Note: This is a message that
is NOT associated with the National Chilocco Alumni Associate:
August 28, 2006
There is still nothing obviously going on with the grounds around the old
school. The buildings stand in total neglect and, in fact, some have been
condemned, I was told, yesterday, by a member of the Kaw tribe.
People of the State
Historical Society, Jim Gabbert at Oklahoma City and Bret Carter from here
must be still working to get the finishing manuscript and application to the
National Historical Society. I’ve had several notes and invitations to
meetings at Oklahoma City so I am sure they still have the work in process.
It would be nice to get this done because it, hopefully, will help to save
the buildings from destruction.
There was vandalism going to
the tearing out of copper wire to resell. I understand those four men have
been apprehended and are awaiting sentencing. It still is a federal
institution or what is left of one so it is said this will have to go
through federal court.
During the Chilocco Alumni
Meeting at Tulsa, this summer, it was understood the gates would be open for
Alumni members to drive through the campus. However, they had to sit in a
line of cars and no one showed up to open the gates. I’m told that was a
disappointment to the members who only wanted to see, one more time, their
old alma mater that made such a difference in their lives. The five tribes
owning the grounds are all bogged down with their own problems and concerns,
so it is hard for them to take on one more unsolvable problem, it seems. I
At this time the Alumni
Society is planning a float for the Arkansas City Arkalalah. I have been
asked to call the Arkansas City Chamber for instructions and on that and I
will beg off. My time is too precious with loved ones and family. Actually,
I didn’t participate in those extra curricular activities when I was at the
school. There are those who did and I think they will have to be the ones to
get involved in this.
The Tonkawas have built a
good sized casino right before the gate at Chilocco and I’m told it is nice,
for any of those who like to gamble.
My brother is on the roads
commission for the Ponca and he showed a projected plan which would clean up
the trees from off the roads as well as put new roads down. However, this is
only a plan to be presented to the counsel and, if I understood correctly,
was a twenty year proposal. I, frankly, do not see any of this happening at
this time, but who knows?
The money for the cemetery is
in the bank (some 1000.00) awaiting further plans to get the fence up around
it. There was some money collected, about 75 dollars for membership and that
was used for porta-potti and food to serve to the crew from the historical
group who did the very distasteful work of measuring, evaluating a recording
data on the buildings while tromping through chigger, tick infested, poison
ivy overgrowth and surely snakes around the lake and on the grounds. Some of
the food was donated by the ones who wanted the work done so badly.

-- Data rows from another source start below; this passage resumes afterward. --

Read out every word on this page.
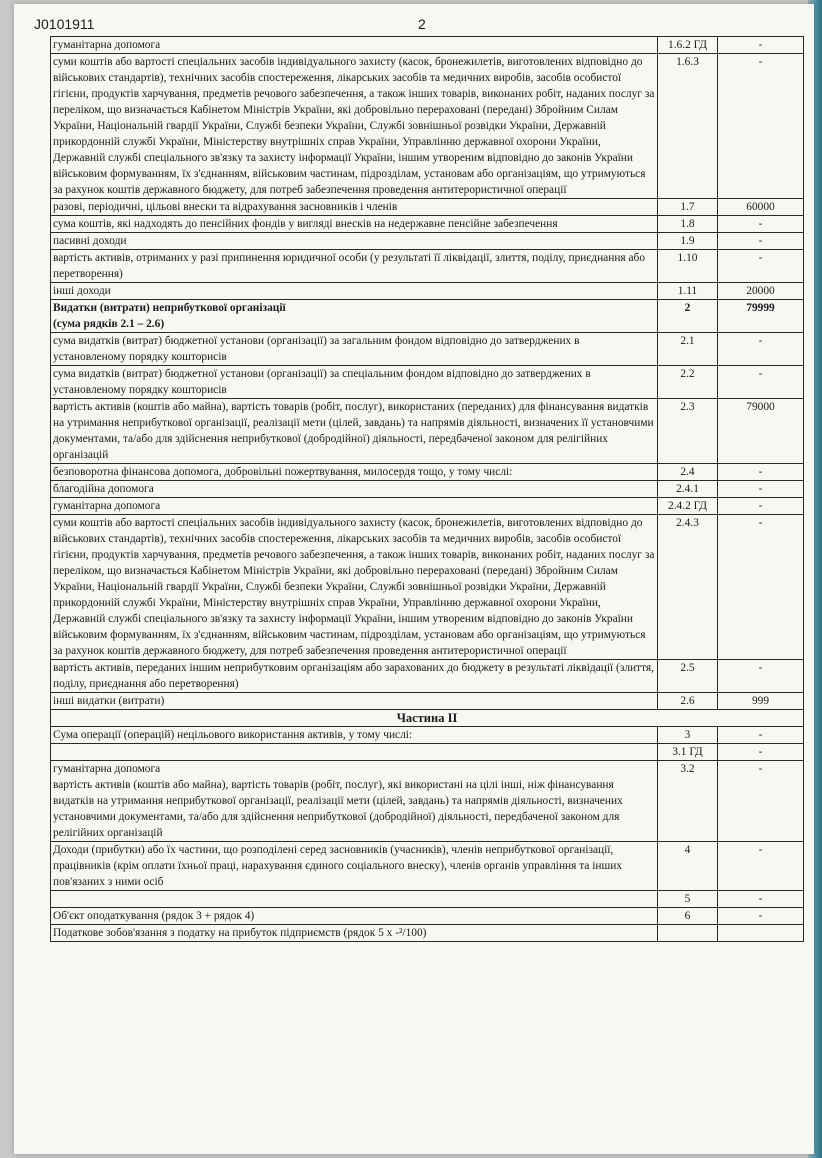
J0101911	2
гуманітарна допомога	1.6.2 ГД	-
суми коштів або вартості спеціальних засобів індивідуального захисту (касок, бронежилетів, виготовлених відповідно до військових стандартів), технічних засобів спостереження, лікарських засобів та медичних виробів, засобів особистої гігієни, продуктів харчування, предметів речового забезпечення, а також інших товарів, виконаних робіт, наданих послуг за переліком, що визначається Кабінетом Міністрів України, які добровільно перераховані (передані) Збройним Силам України, Національній гвардії України, Службі безпеки України, Службі зовнішньої розвідки України, Державній прикордонній службі України, Міністерству внутрішніх справ України, Управлінню державної охорони України, Державній службі спеціального зв'язку та захисту інформації України, іншим утвореним відповідно до законів України військовим формуванням, їх з'єднанням, військовим частинам, підрозділам, установам або організаціям, що утримуються за рахунок коштів державного бюджету, для потреб забезпечення проведення антитерористичної операції	1.6.3	-
разові, періодичні, цільові внески та відрахування засновників і членів	1.7	60000
сума коштів, які надходять до пенсійних фондів у вигляді внесків на недержавне пенсійне забезпечення	1.8	-
пасивні доходи	1.9	-
вартість активів, отриманих у разі припинення юридичної особи (у результаті її ліквідації, злиття, поділу, приєднання або перетворення)	1.10	-
інші доходи	1.11	20000
Видатки (витрати) неприбуткової організації
(сума рядків 2.1 – 2.6)	2	79999
сума видатків (витрат) бюджетної установи (організації) за загальним фондом відповідно до затверджених в установленому порядку кошторисів	2.1	-
сума видатків (витрат) бюджетної установи (організації) за спеціальним фондом відповідно до затверджених в установленому порядку кошторисів	2.2	-
вартість активів (коштів або майна), вартість товарів (робіт, послуг), використаних (переданих) для фінансування видатків на утримання неприбуткової організації, реалізації мети (цілей, завдань) та напрямів діяльності, визначених її установчими документами, та/або для здійснення неприбуткової (добродійної) діяльності, передбаченої законом для релігійних організацій	2.3	79000
безповоротна фінансова допомога, добровільні пожертвування, милосердя тощо, у тому числі:	2.4	-
благодійна допомога	2.4.1	-
гуманітарна допомога	2.4.2 ГД	-
суми коштів або вартості спеціальних засобів індивідуального захисту (касок, бронежилетів, виготовлених відповідно до військових стандартів), технічних засобів спостереження, лікарських засобів та медичних виробів, засобів особистої гігієни, продуктів харчування, предметів речового забезпечення, а також інших товарів, виконаних робіт, наданих послуг за переліком, що визначається Кабінетом Міністрів України, які добровільно перераховані (передані) Збройним Силам України, Національній гвардії України, Службі безпеки України, Службі зовнішньої розвідки України, Державній прикордонній службі України, Міністерству внутрішніх справ України, Управлінню державної охорони України, Державній службі спеціального зв'язку та захисту інформації України, іншим утвореним відповідно до законів України військовим формуванням, їх з'єднанням, військовим частинам, підрозділам, установам або організаціям, що утримуються за рахунок коштів державного бюджету, для потреб забезпечення проведення антитерористичної операції	2.4.3	-
вартість активів, переданих іншим неприбутковим організаціям або зарахованих до бюджету в результаті ліквідації (злиття, поділу, приєднання або перетворення)	2.5	-
інші видатки (витрати)	2.6	999
Частина II		
Сума операції (операцій) нецільового використання активів, у тому числі:	3	-
	3.1 ГД	-
гуманітарна допомога
вартість активів (коштів або майна), вартість товарів (робіт, послуг), які використані на цілі інші, ніж фінансування видатків на утримання неприбуткової організації, реалізації мети (цілей, завдань) та напрямів діяльності, визначених установчими документами, та/або для здійснення неприбуткової (добродійної) діяльності, передбаченої законом для релігійних організацій	3.2	-
Доходи (прибутки) або їх частини, що розподілені серед засновників (учасників), членів неприбуткової організації, працівників (крім оплати їхньої праці, нарахування єдиного соціального внеску), членів органів управління та інших пов'язаних з ними осіб	4	-
	5	-
Об'єкт оподаткування (рядок 3 + рядок 4)	6	-
Податкове зобов'язання з податку на прибуток підприємств (рядок 5 х -²/100)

My interest in Chilocco is
purely personal and this is not with the Alumni in any way. The work they
are doing is in connection with the student body, which is commendable. I
just don’t have enough time to get involved in the social joys they are able
to squeeze into their own schedules. The load here is too heavy, and I’m not
complaining. Mother used to say, “We love our worries and problems.”
In working with the Chilocco
Alumni, the president, of the Northern Chapter, Garland Kent, seems to be
pleasured with the possible instead of all the so-impossible and that is
worth everything. I'm happy to see the old Garland brandishing a new spirit
that wishes to meet these problems, head-on.